悲しみとしっかり向き合うことが、じぶんを生きることにつながる

「相手を許す」とか 
「怒りを手放す」ということに ずっと違和感を抱いていた。
手放そうと思って できるんなら苦労しないわ って。

上の言葉は、いろんな状況を ひとくくりにし過ぎている。

たとえば、誰かから ひどい言葉を投げつけられたとて、もうその人に二度と会わないとか、言われたことが自分の存在を揺るがすほどのものではない、なら 許すかどうかはわかんないけど、忘れることも不可能ではない。

が、たった一度しか会わない、たとえば通りすがりの人に言われたことでも、それがアイデンティティの崩壊につながることなら、その後の生き方に影響が出ることで、悲しみなどを手放すのが簡単ではないだろう。

また、相手と会わない、という選択ができない場合もある。自分の暮らす空間に相手がいるために。
こういう場合、「手放す」試みは、有効じゃない。「手放したい」と思うことそのものが、その人が近くにいる状態を強化してしまう。「手放したい」と思うということは、逆に言えば「今、近くにいて、手放せない」という状況だ、という意識を確認しているだけ、ということである。

となると、手放そうとすることが逆効果なので、他の道を探る必要が生じる。
どうするか。ポイントは、自分が抱え込む負担をいかに軽くするかだ。

相手の様子を極力知覚しない工夫は必須。相手の言動を見聞きすることはストレスになるから。
また、可能なら、自分の状況を知ってくれている人を確保すること。ひとりじゃない、わかってくれる人がいる、そのことだけで、ずいぶん心強い。
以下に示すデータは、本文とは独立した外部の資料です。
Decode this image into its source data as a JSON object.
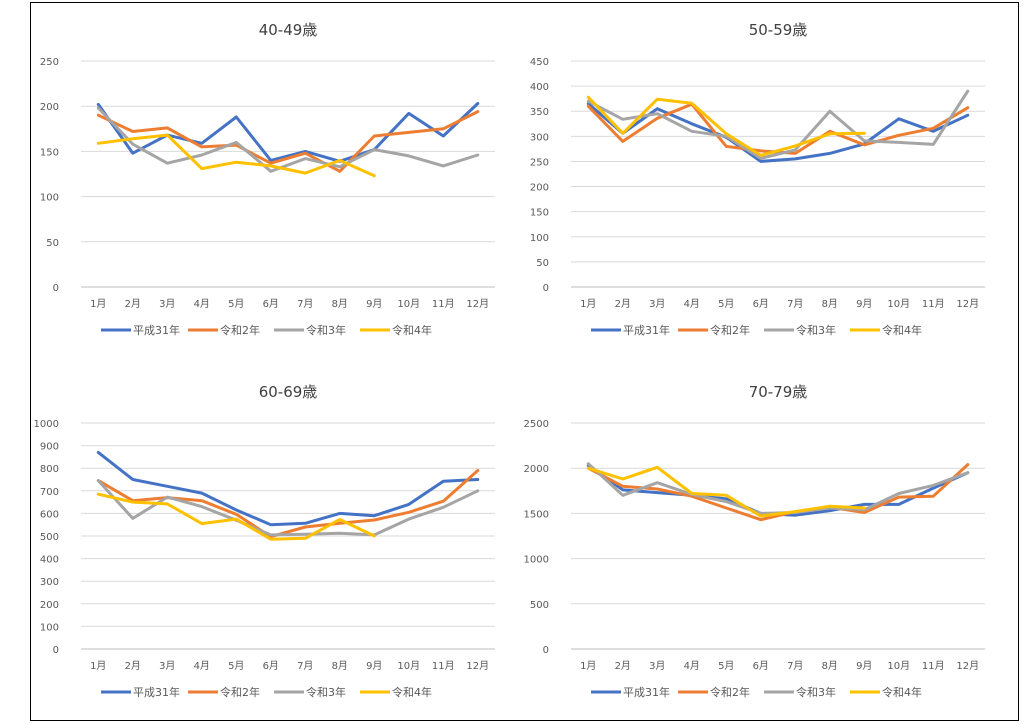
{
  "chart_data": [
    {
      "type": "line",
      "title": "40-49歳",
      "categories": [
        "1月",
        "2月",
        "3月",
        "4月",
        "5月",
        "6月",
        "7月",
        "8月",
        "9月",
        "10月",
        "11月",
        "12月"
      ],
      "ylim": [
        0,
        250
      ],
      "yticks": [
        0,
        50,
        100,
        150,
        200,
        250
      ],
      "grid": true,
      "legend_position": "bottom",
      "series": [
        {
          "name": "平成31年",
          "color": "#4472C4",
          "values": [
            202,
            148,
            168,
            159,
            188,
            140,
            150,
            139,
            152,
            192,
            167,
            203
          ]
        },
        {
          "name": "令和2年",
          "color": "#ED7D31",
          "values": [
            190,
            172,
            176,
            155,
            157,
            137,
            148,
            128,
            167,
            171,
            175,
            194
          ]
        },
        {
          "name": "令和3年",
          "color": "#A5A5A5",
          "values": [
            198,
            158,
            137,
            146,
            160,
            128,
            142,
            133,
            152,
            145,
            134,
            146
          ]
        },
        {
          "name": "令和4年",
          "color": "#FFC000",
          "values": [
            159,
            164,
            168,
            131,
            138,
            134,
            126,
            140,
            123,
            null,
            null,
            null
          ]
        }
      ]
    },
    {
      "type": "line",
      "title": "50-59歳",
      "categories": [
        "1月",
        "2月",
        "3月",
        "4月",
        "5月",
        "6月",
        "7月",
        "8月",
        "9月",
        "10月",
        "11月",
        "12月"
      ],
      "ylim": [
        0,
        450
      ],
      "yticks": [
        0,
        50,
        100,
        150,
        200,
        250,
        300,
        350,
        400,
        450
      ],
      "grid": true,
      "legend_position": "bottom",
      "series": [
        {
          "name": "平成31年",
          "color": "#4472C4",
          "values": [
            365,
            306,
            355,
            325,
            298,
            250,
            255,
            266,
            285,
            335,
            310,
            342
          ]
        },
        {
          "name": "令和2年",
          "color": "#ED7D31",
          "values": [
            360,
            290,
            336,
            364,
            280,
            271,
            266,
            310,
            283,
            302,
            316,
            357
          ]
        },
        {
          "name": "令和3年",
          "color": "#A5A5A5",
          "values": [
            370,
            334,
            345,
            310,
            300,
            256,
            273,
            350,
            291,
            288,
            284,
            390
          ]
        },
        {
          "name": "令和4年",
          "color": "#FFC000",
          "values": [
            378,
            306,
            374,
            366,
            305,
            262,
            281,
            305,
            306,
            null,
            null,
            null
          ]
        }
      ]
    },
    {
      "type": "line",
      "title": "60-69歳",
      "categories": [
        "1月",
        "2月",
        "3月",
        "4月",
        "5月",
        "6月",
        "7月",
        "8月",
        "9月",
        "10月",
        "11月",
        "12月"
      ],
      "ylim": [
        0,
        1000
      ],
      "yticks": [
        0,
        100,
        200,
        300,
        400,
        500,
        600,
        700,
        800,
        900,
        1000
      ],
      "grid": true,
      "legend_position": "bottom",
      "series": [
        {
          "name": "平成31年",
          "color": "#4472C4",
          "values": [
            870,
            750,
            720,
            690,
            615,
            550,
            556,
            600,
            590,
            640,
            742,
            750
          ]
        },
        {
          "name": "令和2年",
          "color": "#ED7D31",
          "values": [
            745,
            656,
            670,
            656,
            596,
            497,
            540,
            556,
            571,
            605,
            654,
            790
          ]
        },
        {
          "name": "令和3年",
          "color": "#A5A5A5",
          "values": [
            745,
            578,
            672,
            630,
            570,
            505,
            508,
            512,
            505,
            575,
            627,
            700
          ]
        },
        {
          "name": "令和4年",
          "color": "#FFC000",
          "values": [
            685,
            650,
            642,
            555,
            575,
            486,
            490,
            573,
            500,
            null,
            null,
            null
          ]
        }
      ]
    },
    {
      "type": "line",
      "title": "70-79歳",
      "categories": [
        "1月",
        "2月",
        "3月",
        "4月",
        "5月",
        "6月",
        "7月",
        "8月",
        "9月",
        "10月",
        "11月",
        "12月"
      ],
      "ylim": [
        0,
        2500
      ],
      "yticks": [
        0,
        500,
        1000,
        1500,
        2000,
        2500
      ],
      "grid": true,
      "legend_position": "bottom",
      "series": [
        {
          "name": "平成31年",
          "color": "#4472C4",
          "values": [
            2030,
            1760,
            1730,
            1700,
            1660,
            1500,
            1480,
            1530,
            1600,
            1600,
            1780,
            1950
          ]
        },
        {
          "name": "令和2年",
          "color": "#ED7D31",
          "values": [
            2000,
            1800,
            1770,
            1690,
            1560,
            1430,
            1520,
            1570,
            1510,
            1680,
            1690,
            2040
          ]
        },
        {
          "name": "令和3年",
          "color": "#A5A5A5",
          "values": [
            2050,
            1700,
            1840,
            1710,
            1630,
            1500,
            1510,
            1560,
            1540,
            1720,
            1810,
            1950
          ]
        },
        {
          "name": "令和4年",
          "color": "#FFC000",
          "values": [
            2000,
            1880,
            2010,
            1720,
            1700,
            1470,
            1520,
            1580,
            1560,
            null,
            null,
            null
          ]
        }
      ]
    }
  ]
}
そして、自分自身は、相手がどんな人かを忘れないこと。
正確に言うと、相手が自分にどう振る舞った人かということを忘れないこと。
水に流す必要なんてない。水に流して、相手を許そうとするから、いつまでも相手に失礼な振る舞いを許すことになるのだ。


望まない方向に許してしまって、自分がダメージを食らうくらいなら、油断してはだめだ。「常識」や「こうあるべき」などの世間の感覚よりも、自分の感覚を守らねば。自分のことを守ってくれるのは、自分しかいないのだから。

許さないでいると、大人気ないのでは?とか、いつまでもひきずるかも?という心配は不要。本人がしかと自分の今の状況や、自分の気持ちと向き合うことで、
時機がくれば それ相応の状況に身を置くことができるようになる。